Koga stood and started moving back to the bookcase, and that was all he had to do for the man’s head to turn and look.
Watchdog,
Koga thought without looking back as he selected another book to read. And a formidable one, especially with four others about, two sleeping now, one in the kitchen, and one outside the door. He hadn’t a chance of escaping, the politician knew. Perhaps a fool, but the sort that a careful man feared.

Who was Kaneda, really? he wondered. A former Yakuza, probably. He didn’t show any of the grotesque tattoos that people in that subculture affected, deliberately making themselves different in a culture that demanded conformity—but at the same time demonstrating conformity in a society of outcasts. On the other hand, he just sat there wearing a business suit whose only concession to comfort was the unbuttoned jacket. Even the ronin’s posture was rigid as he sat there erect, Koga saw, himself sitting back down with a book but looking over it at his captor. He knew he couldn’t fight the man and win—Koga had never troubled himself to learn any of the martial arts that his country had helped develop, and the man was physically formidable. And he was not alone.

He
was
a watchdog. Seemingly impassive, seemingly at rest, he was in fact more like a coiled spring, ready to leap and strike, and civilized only so long as those around him acted in such a way as not to arouse him, and so obvious about it that you just knew that it was madness to offend him. It shamed the politician that he was so easily cowed, but cowed he was, because he was a bright and thoughtful man, unwilling to squander his one chance, if he had that much, in a foolish gesture.

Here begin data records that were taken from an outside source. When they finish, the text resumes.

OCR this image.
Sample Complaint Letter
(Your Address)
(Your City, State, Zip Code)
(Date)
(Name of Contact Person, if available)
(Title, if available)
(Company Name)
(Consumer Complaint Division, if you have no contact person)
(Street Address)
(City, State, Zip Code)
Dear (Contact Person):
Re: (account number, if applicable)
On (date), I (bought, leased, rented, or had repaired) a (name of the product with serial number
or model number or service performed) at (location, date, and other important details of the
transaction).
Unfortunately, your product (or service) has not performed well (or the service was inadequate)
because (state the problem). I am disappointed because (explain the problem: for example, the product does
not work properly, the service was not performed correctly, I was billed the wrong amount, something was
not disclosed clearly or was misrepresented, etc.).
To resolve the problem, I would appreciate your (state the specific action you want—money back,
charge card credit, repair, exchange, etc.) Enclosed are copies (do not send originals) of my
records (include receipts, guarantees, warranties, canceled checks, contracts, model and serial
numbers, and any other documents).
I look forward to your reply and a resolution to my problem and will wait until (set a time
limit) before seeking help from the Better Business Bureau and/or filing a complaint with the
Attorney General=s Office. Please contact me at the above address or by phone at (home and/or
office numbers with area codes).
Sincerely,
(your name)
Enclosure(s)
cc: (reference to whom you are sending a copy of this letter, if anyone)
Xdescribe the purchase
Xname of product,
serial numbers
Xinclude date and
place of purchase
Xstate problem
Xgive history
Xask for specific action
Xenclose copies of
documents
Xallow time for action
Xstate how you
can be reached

Many of the industrialists had men like this one. Some of them even carried handguns, which was almost unthinkable in Japan, but the right person could make the right sort of approach to the right official, and a very special permit could be issued, and that possibility didn’t so much frighten Koga as revolt him. The sword of a ronin was bad enough, and in this context would merely have been theatrical, but a gun for Koga was pure evil, something that didn’t belong in his culture, a coward’s weapon. That was what he was dealing with, really. Kaneda was undoubtedly a coward, unable to master his own life, able even to break the law only on orders from others, but with those orders he could do anything. What a dreadful commentary on his country. People like this were used by their masters to strong-arm unions and business competitors. People like Kaneda had assaulted demonstrators, sometimes even in the open, and gotten away with it because the police had looked the other way or managed not to be present, even though reporters and photographers had come to find the scene of the day’s interest. People like this and their masters held his country back from true democracy, and the realization was all the more bitter for Koga because he’d known it for years, dedicated his life to changing it, and failed; and so here he was in Yamata’s penthouse apartment, under guard, probably to be released someday as the political irrelevance he already was or would soon become, then to watch his country fall totally under the control of a new kind of master—or an old one, he told himself. And not a thing he could do about it, which was why he sat with a book in his hands while Kaneda sat in front of a TV watching some actor perform in a drama whose beginning, middle, and end were all foretold a thousand times, pretending that it was both real and new, when it was neither.